Direct Oral Anticoagulants vs Low-Molecular-Weight Heparin and Recurrent VTE in Patients With Cancer: A Randomized Clinical Trial

Abstract

Importance: In patients with cancer who have venous thromboembolism (VTE) events, long-term anticoagulation with low-molecular-weight heparin (LMWH) is recommended to prevent recurrent VTE. The effectiveness of a direct oral anticoagulant (DOAC) compared with LMWH for preventing recurrent VTE in patients with cancer is uncertain.

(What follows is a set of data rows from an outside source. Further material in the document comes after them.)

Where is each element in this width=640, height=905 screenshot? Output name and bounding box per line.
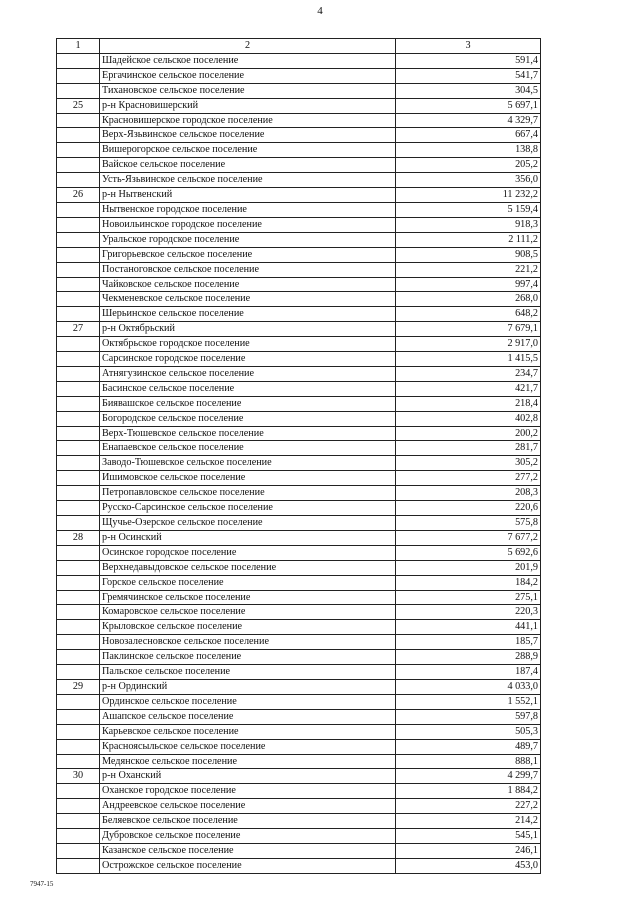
table-row	[57, 53, 541, 68]
row-number	[57, 232, 100, 247]
table-row	[57, 650, 541, 665]
row-number	[57, 650, 100, 665]
table-row	[57, 396, 541, 411]
page-number: 4	[317, 5, 323, 17]
row-name: р-н Октябрьский	[100, 322, 396, 337]
table-row	[57, 456, 541, 471]
row-value: 4 329,7	[396, 113, 541, 128]
row-number	[57, 694, 100, 709]
row-number: 28	[57, 530, 100, 545]
row-value: 918,3	[396, 217, 541, 232]
table-row	[57, 217, 541, 232]
table-row	[57, 620, 541, 635]
table-row	[57, 530, 541, 545]
row-number	[57, 307, 100, 322]
row-number	[57, 665, 100, 680]
row-name: Горское сельское поселение	[100, 575, 396, 590]
row-value: 305,2	[396, 456, 541, 471]
row-number	[57, 68, 100, 83]
table-row	[57, 516, 541, 531]
row-number	[57, 173, 100, 188]
row-number	[57, 501, 100, 516]
row-value: 1 552,1	[396, 694, 541, 709]
row-value: 489,7	[396, 739, 541, 754]
table-row	[57, 381, 541, 396]
row-number	[57, 784, 100, 799]
table-row	[57, 665, 541, 680]
row-name: Енапаевское сельское поселение	[100, 441, 396, 456]
table-row	[57, 843, 541, 858]
table-row	[57, 411, 541, 426]
row-name: Шерьинское сельское поселение	[100, 307, 396, 322]
row-name: Шадейское сельское поселение	[100, 53, 396, 68]
row-number	[57, 605, 100, 620]
row-value: 888,1	[396, 754, 541, 769]
table-row	[57, 799, 541, 814]
row-number	[57, 709, 100, 724]
row-name: Вишерогорское сельское поселение	[100, 143, 396, 158]
row-value: 505,3	[396, 724, 541, 739]
row-name: Паклинское сельское поселение	[100, 650, 396, 665]
table-row	[57, 352, 541, 367]
row-value: 184,2	[396, 575, 541, 590]
row-name: Тихановское сельское поселение	[100, 83, 396, 98]
table-row	[57, 173, 541, 188]
row-value: 220,6	[396, 501, 541, 516]
row-name: Богородское сельское поселение	[100, 411, 396, 426]
row-number	[57, 471, 100, 486]
row-name: Уральское городское поселение	[100, 232, 396, 247]
row-number	[57, 158, 100, 173]
row-value: 187,4	[396, 665, 541, 680]
row-name: Щучье-Озерское сельское поселение	[100, 516, 396, 531]
document-code: 7947-15	[30, 880, 54, 888]
row-value: 227,2	[396, 799, 541, 814]
row-number	[57, 396, 100, 411]
table-row	[57, 545, 541, 560]
row-value: 441,1	[396, 620, 541, 635]
row-value: 2 917,0	[396, 337, 541, 352]
table-row	[57, 68, 541, 83]
table-row	[57, 754, 541, 769]
row-number	[57, 590, 100, 605]
row-name: р-н Ординский	[100, 679, 396, 694]
table-body	[57, 53, 541, 873]
table-row	[57, 426, 541, 441]
row-name: Оханское городское поселение	[100, 784, 396, 799]
row-value: 667,4	[396, 128, 541, 143]
row-number	[57, 426, 100, 441]
table-row	[57, 322, 541, 337]
row-name: Атнягузинское сельское поселение	[100, 366, 396, 381]
table-row	[57, 679, 541, 694]
table-row	[57, 262, 541, 277]
row-number	[57, 202, 100, 217]
table-row	[57, 829, 541, 844]
row-value: 453,0	[396, 858, 541, 873]
row-name: Басинское сельское поселение	[100, 381, 396, 396]
row-name: Чекменевское сельское поселение	[100, 292, 396, 307]
row-value: 1 884,2	[396, 784, 541, 799]
row-value: 575,8	[396, 516, 541, 531]
row-name: Вайское сельское поселение	[100, 158, 396, 173]
row-value: 288,9	[396, 650, 541, 665]
row-name: Ашапское сельское поселение	[100, 709, 396, 724]
row-number	[57, 217, 100, 232]
row-name: р-н Осинский	[100, 530, 396, 545]
table-row	[57, 83, 541, 98]
row-name: Дубровское сельское поселение	[100, 829, 396, 844]
row-value: 11 232,2	[396, 188, 541, 203]
row-number	[57, 829, 100, 844]
table-row	[57, 575, 541, 590]
row-value: 4 299,7	[396, 769, 541, 784]
table-row	[57, 143, 541, 158]
row-value: 200,2	[396, 426, 541, 441]
row-value: 185,7	[396, 635, 541, 650]
row-name: Пальское сельское поселение	[100, 665, 396, 680]
row-value: 304,5	[396, 83, 541, 98]
row-value: 5 697,1	[396, 98, 541, 113]
row-name: Андреевское сельское поселение	[100, 799, 396, 814]
row-name: Комаровское сельское поселение	[100, 605, 396, 620]
table-row	[57, 858, 541, 873]
row-number	[57, 352, 100, 367]
row-name: Красноясыльское сельское поселение	[100, 739, 396, 754]
row-number	[57, 128, 100, 143]
row-value: 2 111,2	[396, 232, 541, 247]
table-row	[57, 635, 541, 650]
table-row	[57, 709, 541, 724]
row-number	[57, 545, 100, 560]
row-number	[57, 575, 100, 590]
table-header-row	[57, 39, 541, 54]
row-name: р-н Оханский	[100, 769, 396, 784]
table-row	[57, 188, 541, 203]
row-name: Ишимовское сельское поселение	[100, 471, 396, 486]
row-number	[57, 277, 100, 292]
row-name: Медянское сельское поселение	[100, 754, 396, 769]
row-number: 27	[57, 322, 100, 337]
table-row	[57, 694, 541, 709]
row-name: Чайковское сельское поселение	[100, 277, 396, 292]
row-value: 268,0	[396, 292, 541, 307]
row-value: 4 033,0	[396, 679, 541, 694]
row-name: Петропавловское сельское поселение	[100, 486, 396, 501]
row-number	[57, 858, 100, 873]
row-number	[57, 411, 100, 426]
row-number	[57, 620, 100, 635]
row-name: Крыловское сельское поселение	[100, 620, 396, 635]
row-name: Ергачинское сельское поселение	[100, 68, 396, 83]
row-value: 997,4	[396, 277, 541, 292]
row-value: 221,2	[396, 262, 541, 277]
row-value: 218,4	[396, 396, 541, 411]
row-number	[57, 814, 100, 829]
row-name: Биявашское сельское поселение	[100, 396, 396, 411]
row-name: р-н Нытвенский	[100, 188, 396, 203]
table-row	[57, 501, 541, 516]
row-value: 597,8	[396, 709, 541, 724]
table-row	[57, 814, 541, 829]
row-name: Нытвенское городское поселение	[100, 202, 396, 217]
table-row	[57, 605, 541, 620]
row-number	[57, 635, 100, 650]
table-row	[57, 560, 541, 575]
row-name: Григорьевское сельское поселение	[100, 247, 396, 262]
row-value: 246,1	[396, 843, 541, 858]
row-number: 29	[57, 679, 100, 694]
row-number	[57, 381, 100, 396]
row-value: 356,0	[396, 173, 541, 188]
row-number	[57, 441, 100, 456]
row-value: 208,3	[396, 486, 541, 501]
row-value: 402,8	[396, 411, 541, 426]
table-row	[57, 292, 541, 307]
row-number	[57, 739, 100, 754]
row-name: Русско-Сарсинское сельское поселение	[100, 501, 396, 516]
row-name: Верхнедавыдовское сельское поселение	[100, 560, 396, 575]
table-row	[57, 307, 541, 322]
row-name: Верх-Тюшевское сельское поселение	[100, 426, 396, 441]
row-value: 908,5	[396, 247, 541, 262]
row-number	[57, 337, 100, 352]
row-value: 5 159,4	[396, 202, 541, 217]
row-value: 7 679,1	[396, 322, 541, 337]
row-number	[57, 754, 100, 769]
row-name: Новозалесновское сельское поселение	[100, 635, 396, 650]
table-row	[57, 337, 541, 352]
column-header-2: 2	[100, 39, 396, 54]
row-number	[57, 486, 100, 501]
row-name: Верх-Язьвинское сельское поселение	[100, 128, 396, 143]
table-row	[57, 784, 541, 799]
row-value: 205,2	[396, 158, 541, 173]
table-row	[57, 128, 541, 143]
table-row	[57, 724, 541, 739]
table-row	[57, 247, 541, 262]
row-name: Октябрьское городское поселение	[100, 337, 396, 352]
budget-table	[56, 38, 541, 874]
row-name: Осинское городское поселение	[100, 545, 396, 560]
row-value: 541,7	[396, 68, 541, 83]
row-name: Постаноговское сельское поселение	[100, 262, 396, 277]
row-name: Гремячинское сельское поселение	[100, 590, 396, 605]
row-name: Карьевское сельское поселение	[100, 724, 396, 739]
row-value: 220,3	[396, 605, 541, 620]
row-value: 234,7	[396, 366, 541, 381]
row-value: 275,1	[396, 590, 541, 605]
column-header-3: 3	[396, 39, 541, 54]
row-number	[57, 53, 100, 68]
row-name: Сарсинское городское поселение	[100, 352, 396, 367]
row-number	[57, 247, 100, 262]
row-number	[57, 83, 100, 98]
row-number	[57, 843, 100, 858]
row-value: 1 415,5	[396, 352, 541, 367]
row-number	[57, 143, 100, 158]
table-row	[57, 769, 541, 784]
row-number	[57, 113, 100, 128]
row-name: Ординское сельское поселение	[100, 694, 396, 709]
table-row	[57, 277, 541, 292]
row-value: 138,8	[396, 143, 541, 158]
table-row	[57, 113, 541, 128]
column-header-1: 1	[57, 39, 100, 54]
table-row	[57, 471, 541, 486]
row-value: 421,7	[396, 381, 541, 396]
row-number	[57, 262, 100, 277]
row-name: Красновишерское городское поселение	[100, 113, 396, 128]
row-value: 545,1	[396, 829, 541, 844]
table-row	[57, 366, 541, 381]
table-row	[57, 441, 541, 456]
table-row	[57, 739, 541, 754]
row-number	[57, 724, 100, 739]
row-number	[57, 292, 100, 307]
row-name: Беляевское сельское поселение	[100, 814, 396, 829]
row-number: 25	[57, 98, 100, 113]
table-row	[57, 486, 541, 501]
row-value: 201,9	[396, 560, 541, 575]
row-number	[57, 799, 100, 814]
row-value: 281,7	[396, 441, 541, 456]
row-value: 648,2	[396, 307, 541, 322]
row-name: Острожское сельское поселение	[100, 858, 396, 873]
row-value: 7 677,2	[396, 530, 541, 545]
row-value: 591,4	[396, 53, 541, 68]
row-number	[57, 456, 100, 471]
row-name: р-н Красновишерский	[100, 98, 396, 113]
table-row	[57, 590, 541, 605]
row-number	[57, 560, 100, 575]
row-value: 277,2	[396, 471, 541, 486]
table-row	[57, 158, 541, 173]
row-number: 26	[57, 188, 100, 203]
row-name: Новоильинское городское поселение	[100, 217, 396, 232]
row-number: 30	[57, 769, 100, 784]
row-name: Заводо-Тюшевское сельское поселение	[100, 456, 396, 471]
row-number	[57, 366, 100, 381]
row-name: Казанское сельское поселение	[100, 843, 396, 858]
table-row	[57, 98, 541, 113]
table-row	[57, 202, 541, 217]
row-name: Усть-Язьвинское сельское поселение	[100, 173, 396, 188]
row-value: 5 692,6	[396, 545, 541, 560]
row-value: 214,2	[396, 814, 541, 829]
row-number	[57, 516, 100, 531]
table-row	[57, 232, 541, 247]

Objective: To evaluate DOACs, compared with LMWH, for preventing recurrent VTE and for rates of bleeding in patients with cancer following an initial VTE event.

Design, setting, and participants: Unblinded, comparative effectiveness, noninferiority randomized clinical trial conducted at 67 oncology practices in the US that enrolled 671 patients with cancer (any invasive solid tumor, lymphoma, multiple myeloma, or chronic lymphocytic leukemia) who had a new clinical or radiological diagnosis of VTE. Enrollment occurred from December 2016 to April 2020. Final follow-up was in November 2020.

Intervention: Participants were randomized in a 1:1 ratio to either a DOAC (n = 335) or LMWH (n = 336) and were followed up for 6 months or until death. Physicians and patients selected any DOAC or any LMWH (or fondaparinux) and physicians selected drug doses.

Main outcomes and measures: The primary outcome was the recurrent VTE rate at 6 months. Noninferiority of anticoagulation with a DOAC vs LMWH was defined by the upper limit of the 1-sided 95% CI for the difference of a DOAC relative to LMWH of less than 3% in the randomized cohort that received at least 1 dose of assigned treatment. The 6 prespecified secondary outcomes included major bleeding, which was assessed using a 2.5% noninferiority margin.

Results: Between December 2016 and April 2020, 671 participants were randomized and 638 (95%) completed the trial (median age, 64 years; 353 women [55%]). Among those randomized to a DOAC, 330 received at least 1 dose. Among those randomized to LMWH, 308 received at least 1 dose. Rates of recurrent VTE were 6.1% in the DOAC group and 8.8% in the LMWH group (difference, -2.7%; 1-sided 95% CI, -100% to 0.7%) consistent with the prespecified noninferiority criterion. Of 6 prespecified secondary outcomes, none were statistically significant. Major bleeding occurred in 5.2% of participants in the DOAC group and 5.6% in the LMWH group (difference, -0.4%; 1-sided 95% CI, -100% to 2.5%) and did not meet the noninferiority criterion. Severe adverse events occurred in 33.8% of participants in the DOAC group and 35.1% in the LMWH group. The most common serious adverse events were anemia and death.

Conclusions and relevance: Among adults with cancer and VTE, DOACs were noninferior to LMWH for preventing recurrent VTE over 6-month follow-up. These findings support use of a DOAC to prevent recurrent VTE in patients with cancer.

Trial registration: ClinicalTrials.gov Identifier: NCT02744092.

Figure 1.. Participant Flow in a Trial of Anticoagulation for Venous Thromboembolism in Adults With Cancer

Oncologists in the Alliance for Clinical Trials in Oncology research network screened their ambulatory patients for adults with a new diagnosis of venous thromboembolism and either (1) an advanced solid tumor, lymphoma, multiple myeloma, or chronic lymphocytic leukemia or (2) an early-stage cancer of one of these same types diagnosed within 12 months of enrollment. Screening logs were not mandatory, so the exact number of screened patients was not captured. ^aSee eFigure 1 in Supplement 2 for participant flow in the preference cohort. ^bPermuted block randomization with varying block sizes was used. No stratification factors were considered at randomization. ^cOf those who did not receive their randomized treatment, 2 received enoxaparin, 1 received fondaparinux, and 2 did not receive any treatment. ^dPatients randomized to receive low-molecular-weight heparin could transition to warfarin with a target international normalized ratio of 2 to 3. ^eOf those who did not receive their randomized treatment, 12 received apixaban, 6 received rivaroxaban, and 10 did not receive any treatment.

Figure 2.. Cumulative Incidence Rates of Outcomes

Cumulative incidence rates are shown for the as-treated population for (A) the first occurrence of the primary efficacy outcome of recurrent nonfatal venous thromboembolism (VTE), (B) the first occurrence of major bleeding, and (C) death. The median lengths of observation time are 180 (IQR, 159-180), 180 (IQR, 173.5-180), and 180 (IQR, 180-180) days, respectively.